I took a deep breath, intending to say something about an arrest in the civilized world being kind of a letdown, but the truth was, it felt good not to be trapped in the station anymore. And Checker had made it so I didn’t have to hurt anyone this time around. The copy of Tresting who had taken up residence in my head was starting to keep track.
“How much do I owe you?” I asked, to cover the fact that I was having feelings.
“Oh, on the house,” he said. “I owed you one for saving Arthur anyway, and besides—”
“We were even already.”
“Maybe he was, but I’m kind of grateful you kept him kicking, too, so, no charge.”
“Oh.” I mulled over whether I was okay with that. I don’t like owing people any favors.
“Just don’t tell Arthur. He, uh, doesn’t like it when I do things like this.”
The mention of Tresting’s self-righteousness soured me. My conscience deciding to take on his persona was frustrating enough; I didn’t need the real-life version harping at me any more than he already had. “I don’t get it,” I complained. “I’ve seen him break more laws than I can count, and he gets all hung up on the littlest stuff.”
“Hey, he’s good people,” Checker said sharply.
“Inconsistent people,” I muttered.
“Cas Russell, you may impress me with your knowledge of Bayesian probability, but don’t insult Arthur to me, okay? Just don’t.”
Apparently I’d hit a nerve. Oh, brother. “Uh, okay.” When he didn’t say anything, I probed, “You still there?”
“Yeah.” I couldn’t read his tone.
Best get back to business. “Didn’t you need my help with something?” I’d help him with his favor as payment, I thought. Then we’d be even.
He sighed. “Arthur isn’t going to like that I’m asking you this, either.”
“Asking me what?”
“He needs backup.”
Oh, good. Backup I could handle. “Sure,” I said. “On what?” If Checker was inviting me back onto the Pithica case, that wasn’t even a favor—I would jump at the chance. Even if it meant working with Tresting again.
Checker hesitated, then said in a rush, “Polk’s tracker came back on.”
“It did? Where is she?”
“The signal’s here in Los Angeles.”
“Why would she have flown back h…” I trailed off. “You think they figured out we had a GPS on her. You think they found the tracker.”
“It doesn’t make any sense otherwise. Why would it go offline and then pop back
up again? Here?”
“But that doesn’t make sense either! If they make it that obvious it’s a setup, why would they think we would be stupid enough to—”
Checker made a strangled sort of noise.
I groaned. “Tresting’s going in, isn’t he.”
“That would be a yes.”
“He thinks they’re waiting for him, and he’s going in anyway.”
“Hence the needing backup.”
“Okay. When and where?”
There was a short beat of silence, as if Checker had expected a different response, but he recovered quickly. “I’m texting you the details now, including the location and the tracker frequency.

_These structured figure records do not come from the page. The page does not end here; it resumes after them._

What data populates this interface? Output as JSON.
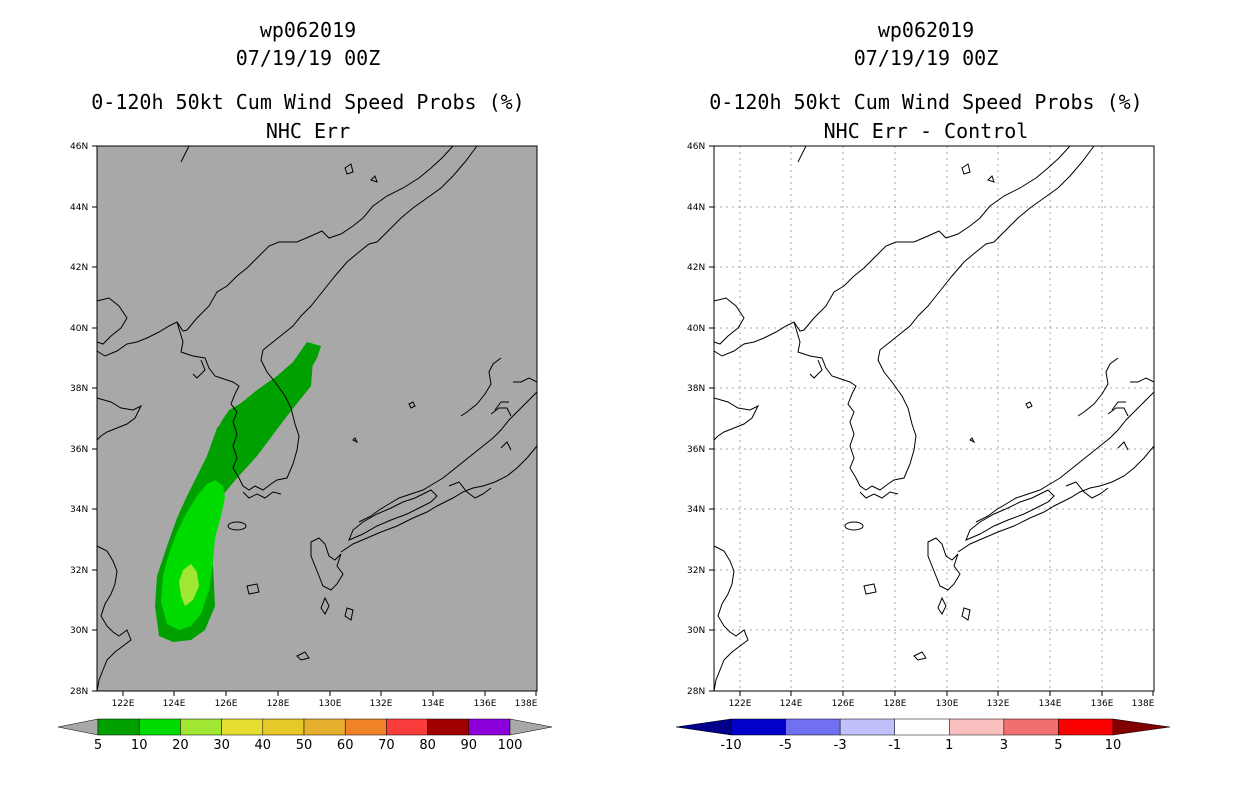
{
  "left_panel": {
    "title_line1": "wp062019",
    "title_line2": "07/19/19 00Z",
    "title_line3": "0-120h 50kt Cum Wind Speed Probs (%)",
    "title_line4": "NHC Err",
    "background_color": "#a8a8a8",
    "colorbar": {
      "labels": [
        "5",
        "10",
        "20",
        "30",
        "40",
        "50",
        "60",
        "70",
        "80",
        "90",
        "100"
      ],
      "colors": [
        "#00a000",
        "#00dc00",
        "#a0e632",
        "#e6dc32",
        "#e6c828",
        "#e6af2d",
        "#f08228",
        "#fa3c3c",
        "#a00000",
        "#8c00dc"
      ],
      "end_color": "#a8a8a8"
    },
    "contours": [
      {
        "level": "5-10",
        "color": "#00a000"
      },
      {
        "level": "10-20",
        "color": "#00dc00"
      },
      {
        "level": "20-30",
        "color": "#a0e632"
      }
    ]
  },
  "right_panel": {
    "title_line1": "wp062019",
    "title_line2": "07/19/19 00Z",
    "title_line3": "0-120h 50kt Cum Wind Speed Probs (%)",
    "title_line4": "NHC Err - Control",
    "background_color": "#ffffff",
    "colorbar": {
      "labels": [
        "-10",
        "-5",
        "-3",
        "-1",
        "1",
        "3",
        "5",
        "10"
      ],
      "colors": [
        "#0000c8",
        "#7070f0",
        "#c0c0fa",
        "#ffffff",
        "#fac0c0",
        "#f07070",
        "#fa0000"
      ],
      "low_end_color": "#00008c",
      "high_end_color": "#800000"
    }
  },
  "map": {
    "lat_labels": [
      "46N",
      "44N",
      "42N",
      "40N",
      "38N",
      "36N",
      "34N",
      "32N",
      "30N",
      "28N"
    ],
    "lon_labels": [
      "122E",
      "124E",
      "126E",
      "128E",
      "130E",
      "132E",
      "134E",
      "136E",
      "138E"
    ],
    "lat_range": [
      28,
      46
    ],
    "lon_range": [
      121,
      138
    ],
    "grid_lines": "dotted (right panel only)"
  }
}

Satellite imagery was no help, unfortunately; it only shows some buildings in the middle of the desert. As for when…he’s going in tonight.”

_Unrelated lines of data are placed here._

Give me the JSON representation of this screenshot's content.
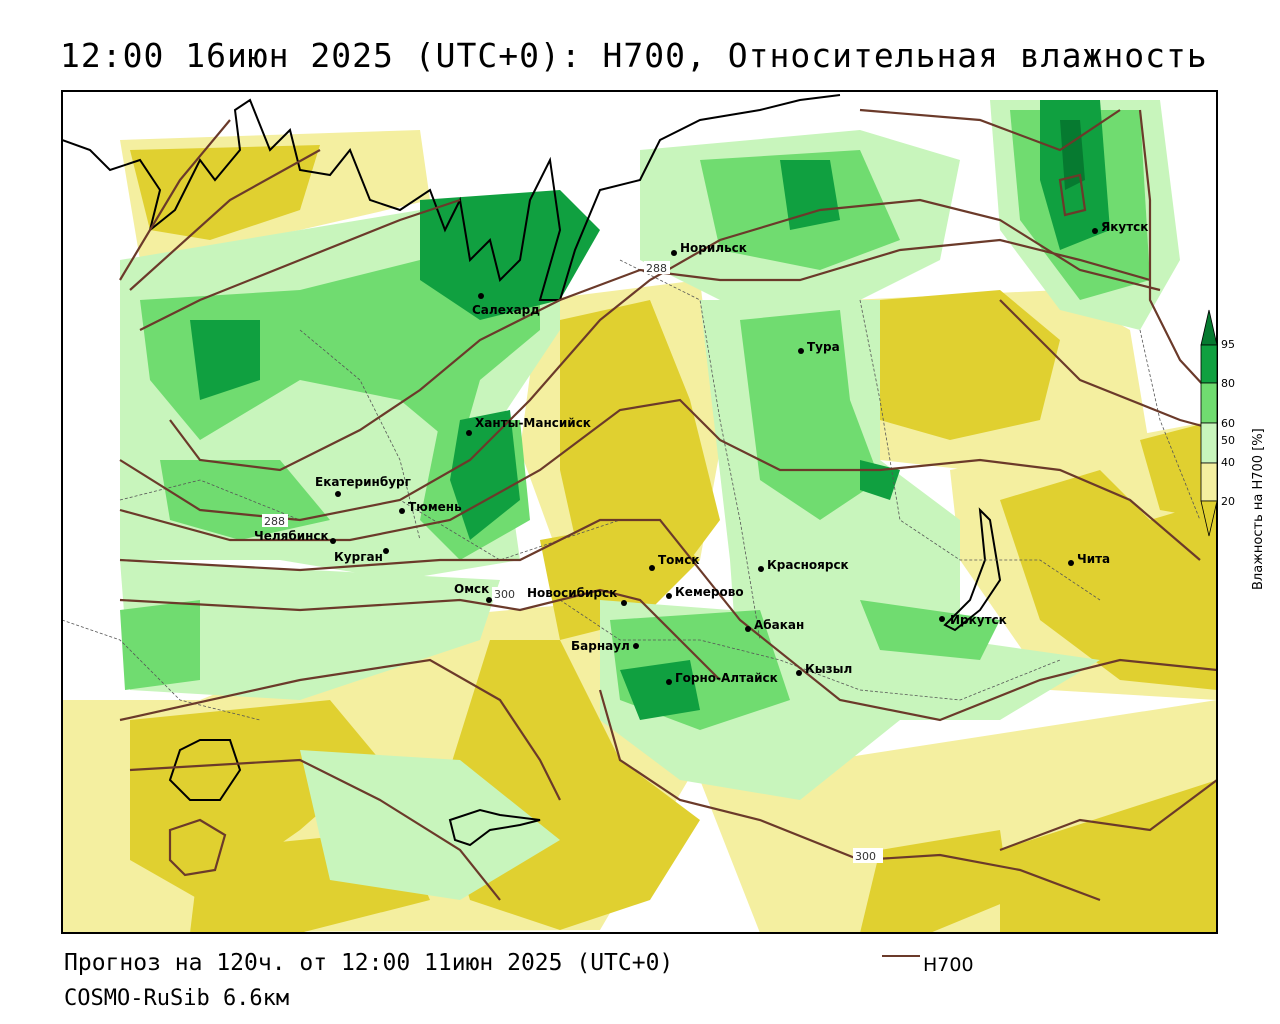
{
  "header": {
    "title": "12:00 16июн 2025 (UTC+0): H700, Относительная влажность"
  },
  "footer": {
    "forecast": "Прогноз на 120ч. от 12:00 11июн 2025 (UTC+0)",
    "model": "COSMO-RuSib 6.6км"
  },
  "legend": {
    "line_label": "H700",
    "line_color": "#6b3a2a"
  },
  "colorbar": {
    "title": "Влажность на H700 [%]",
    "ticks": [
      "95",
      "80",
      "60",
      "50",
      "40",
      "20"
    ],
    "colors": {
      "very_dry": "#e0d030",
      "dry": "#f4efa0",
      "mid": "#ffffff",
      "moist": "#c8f5bc",
      "wet": "#70dc70",
      "very_wet": "#10a040",
      "saturated": "#067a30"
    }
  },
  "isolines": {
    "labels": [
      "288",
      "288",
      "300",
      "300"
    ]
  },
  "cities": [
    {
      "name": "Норильск"
    },
    {
      "name": "Якутск"
    },
    {
      "name": "Салехард"
    },
    {
      "name": "Тура"
    },
    {
      "name": "Ханты-Мансийск"
    },
    {
      "name": "Екатеринбург"
    },
    {
      "name": "Тюмень"
    },
    {
      "name": "Челябинск"
    },
    {
      "name": "Курган"
    },
    {
      "name": "Омск"
    },
    {
      "name": "Новосибирск"
    },
    {
      "name": "Томск"
    },
    {
      "name": "Кемерово"
    },
    {
      "name": "Красноярск"
    },
    {
      "name": "Барнаул"
    },
    {
      "name": "Абакан"
    },
    {
      "name": "Горно-Алтайск"
    },
    {
      "name": "Кызыл"
    },
    {
      "name": "Иркутск"
    },
    {
      "name": "Чита"
    }
  ]
}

I looked up at the stars. “Uh, it’s night already.”
“Yeah.”
“So, I’m in kind of a hurry here, huh.”
“He left a few hours ago,” said Checker. “I tried to stop him.”
His words had become heavy with worry. It made me feel strangely isolated—no one gave a damn if I decided to make a suicide run. I wouldn’t even be missed; I’d disappear into the fabric of the Los Angeles underground as if I’d never existed.

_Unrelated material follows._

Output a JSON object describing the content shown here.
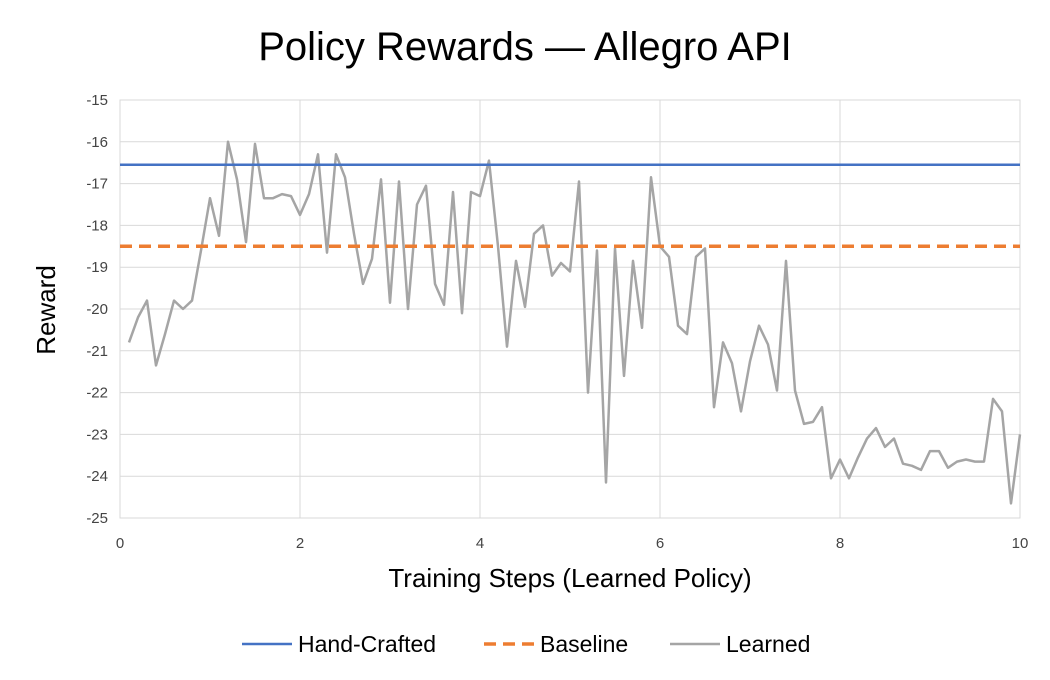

“I’d better get going, then,” I said, starting to walk faster. “Anything else I should know? Is anyone else with him?”
“I swear, I tried to get him to call in help. He got all idiotic nobility complex on me about not wanting to involve anyone else.”
That might have been why Tresting hadn’t phoned his other contacts, but I was pretty sure he’d had a different reason for not calling me. It made me perversely eager to save his bacon again. I wanted to rub it in his face. “Gotcha. Anything else?”
“Is it true?” Checker asked. “What Dawna Polk can do?”
I swallowed. “Yeah. I’m pretty sure it is.”
He didn’t say anything for a moment.